The Ethnic NewsWatch
Philadelphia Tribune, The

March 11, 1994

SECTION: Vol. 111; No. 26; Pg. 6-A

ETHNIC-GROUP: African-American

LANGUAGE: English

LENGTH: 441 words

LOAD-DATE-MDX: June 13, 1994

HEADLINE: Clinton’s Anti-Drug Budget Is Just Old Wine In New Bottles

BODY: Clinton’s Anti-Drug Budget Is Just Old Wine In New Bottles.

The Clinton Administration’s bold step of reevaluating the federal government’s posture on the War On Drugs appears to be old wine in new bottles.

The Administration’s supplemental budget request includes $400 million for drug treatment and $400 million for drug prevention.

However, the $400 million prevention budget includes $270 million for extra beat cops.

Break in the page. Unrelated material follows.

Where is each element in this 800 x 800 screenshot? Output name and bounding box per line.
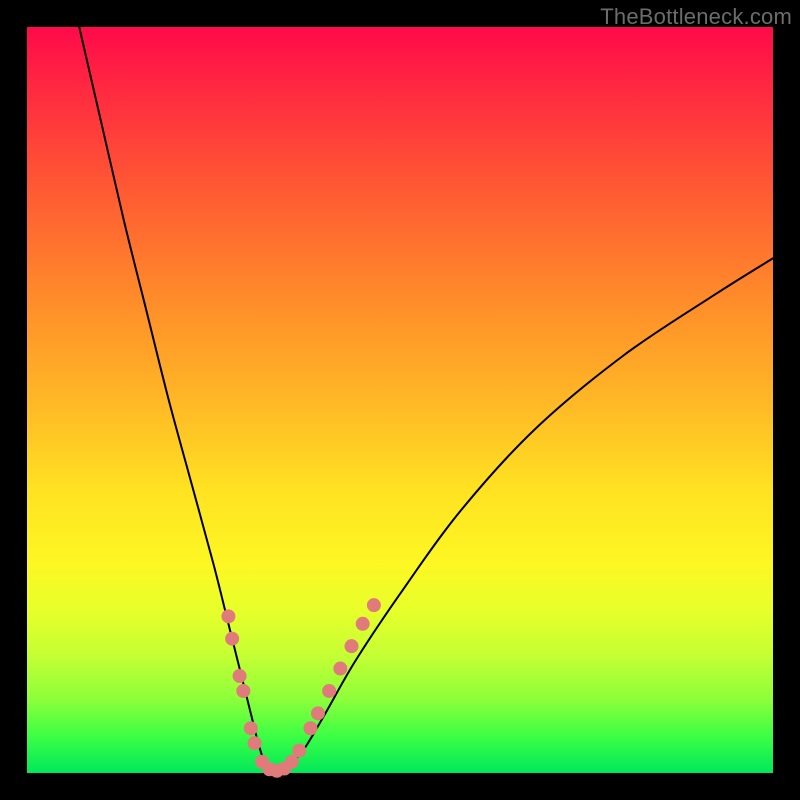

Beat cops may be good for traditional enforcement but they are not exactly the traditional forms of workplace and school drug prevention programing that has been sorely lacking in the War On Drugs. A cynic could contend that Clinton’s supplemental budget request — where cash for beat cops is stashed inside the prevention funding — is a Trojan Horse for the same old line of law enforcement as the primary antidrug weapon.

Given the well documented fact of the failure of law enforcement to adequately curb hard-core drug addiction, which is the cause of most drug crime, it should be clear that another approach is needed. One promising path is the development of medicines to attack addiction.

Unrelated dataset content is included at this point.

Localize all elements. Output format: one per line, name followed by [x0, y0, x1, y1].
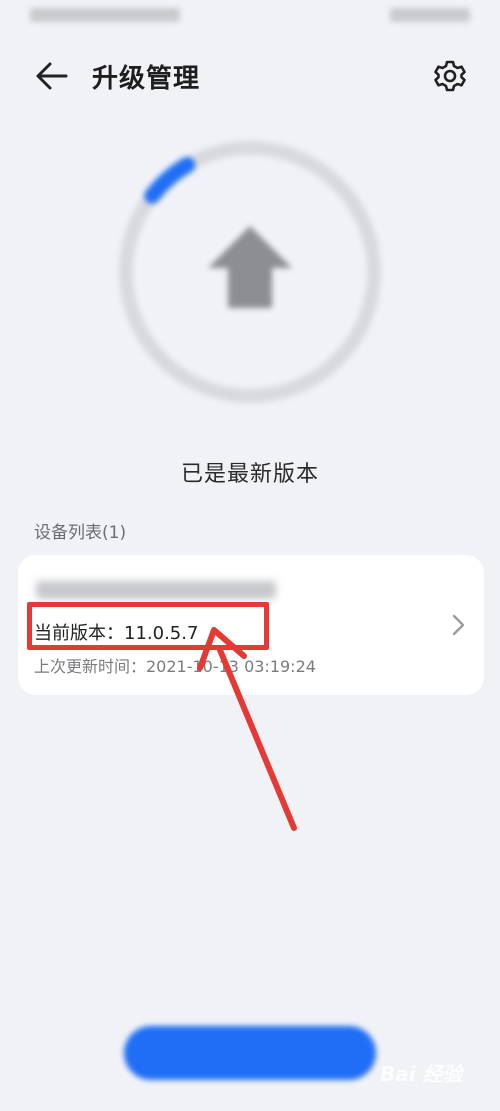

Yet only a tiny fraction of the $13 billion Drug War budget is devoted to developing medicines to attack addiction. The $22 million earmarked for the development of anti-addiction medicines is a proverbial “drop in the bucket.” One substance showing success in treating drug addiction is ibogaine. Ibogaine is derived from the roots of a shrub native to equatorial Africa and has been used in Africa for centuries during sacred rituals and for remaining alert during long hunting expeditions.

Ibogane, in tests in other countries, has cured addiction to heroin, cocaine, methadone and nicotine. Ibogaine, according to a recent article in the science magazine Omni, is the “closest thing anyone’s seen to a bona fide cure for drug and alcohol addiction.”

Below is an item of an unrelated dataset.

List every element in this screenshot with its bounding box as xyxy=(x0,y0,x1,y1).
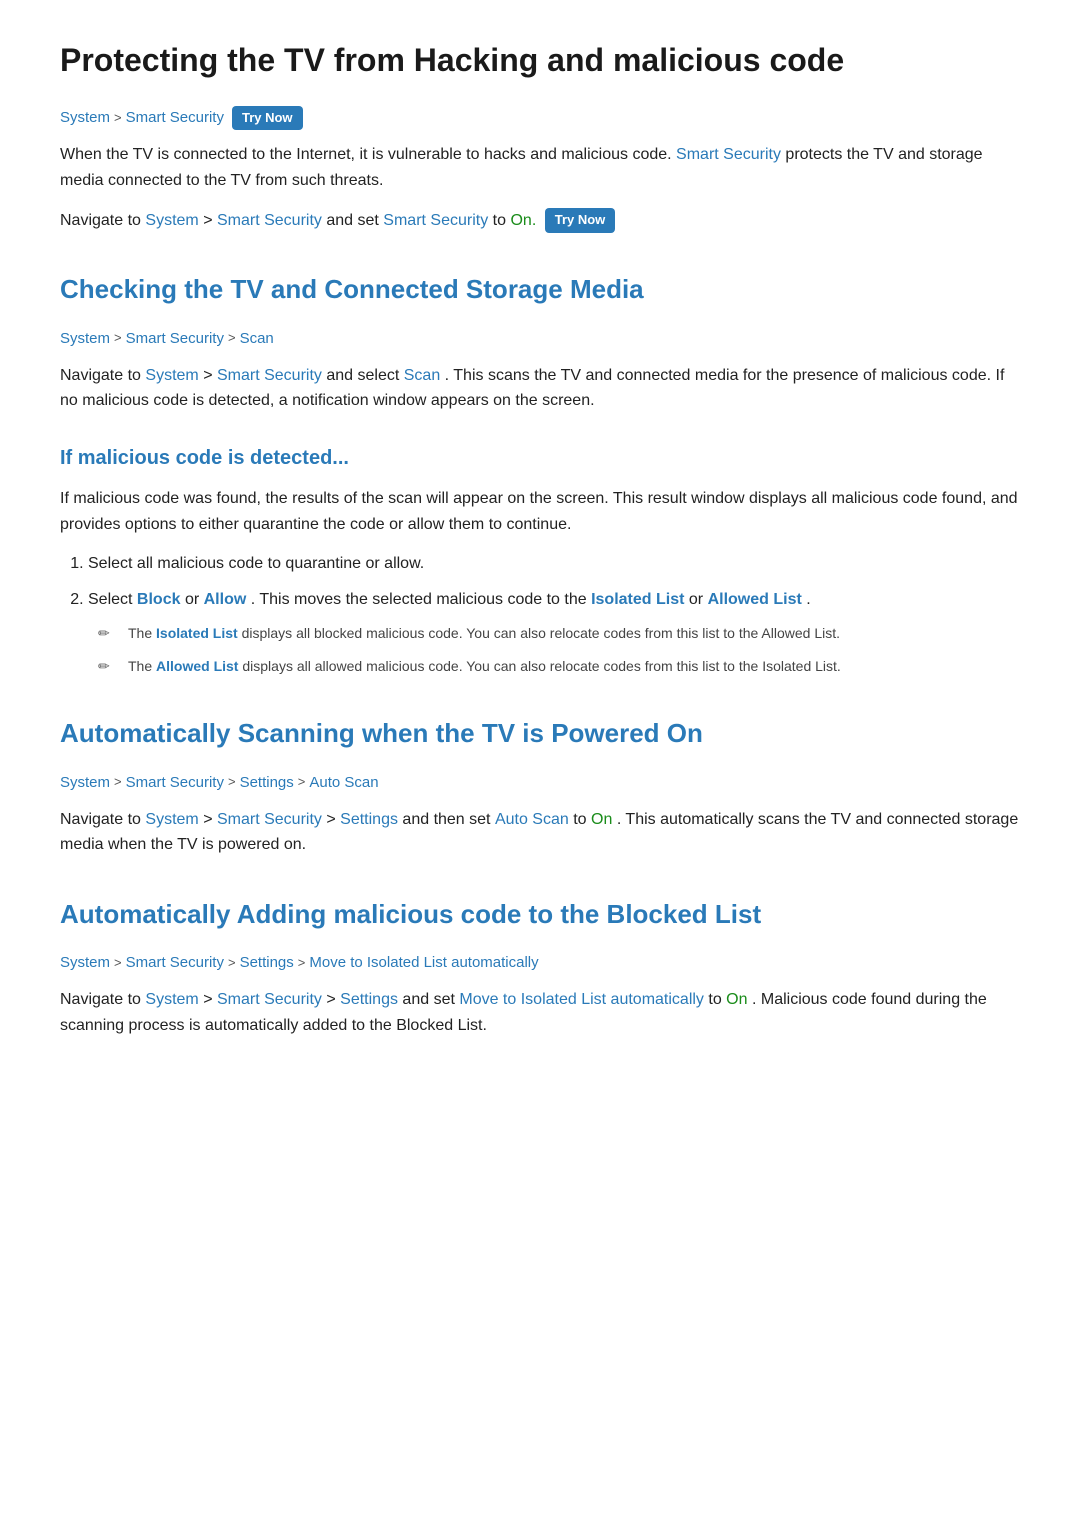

The U.S. Federal Drug Administration is now conducting limited tests on ibogaine but these efforts and other efforts to develop anti-addiction medications are suffering through underfunding. This underfunding continues in part because influential organizations, like the PRIDE group, which recently held an international conference at the Convention Center, continue to push prisons as the primary response to drug addiction.

If addicts are a big part of the “drug problem” then something effective must be found to address addiction. Law enforcement has proven ineffective. Maybe medicinal substances like ibogaine could be more effective … at least they would be less expensive than building fences around South Florida to keep drug smugglers out.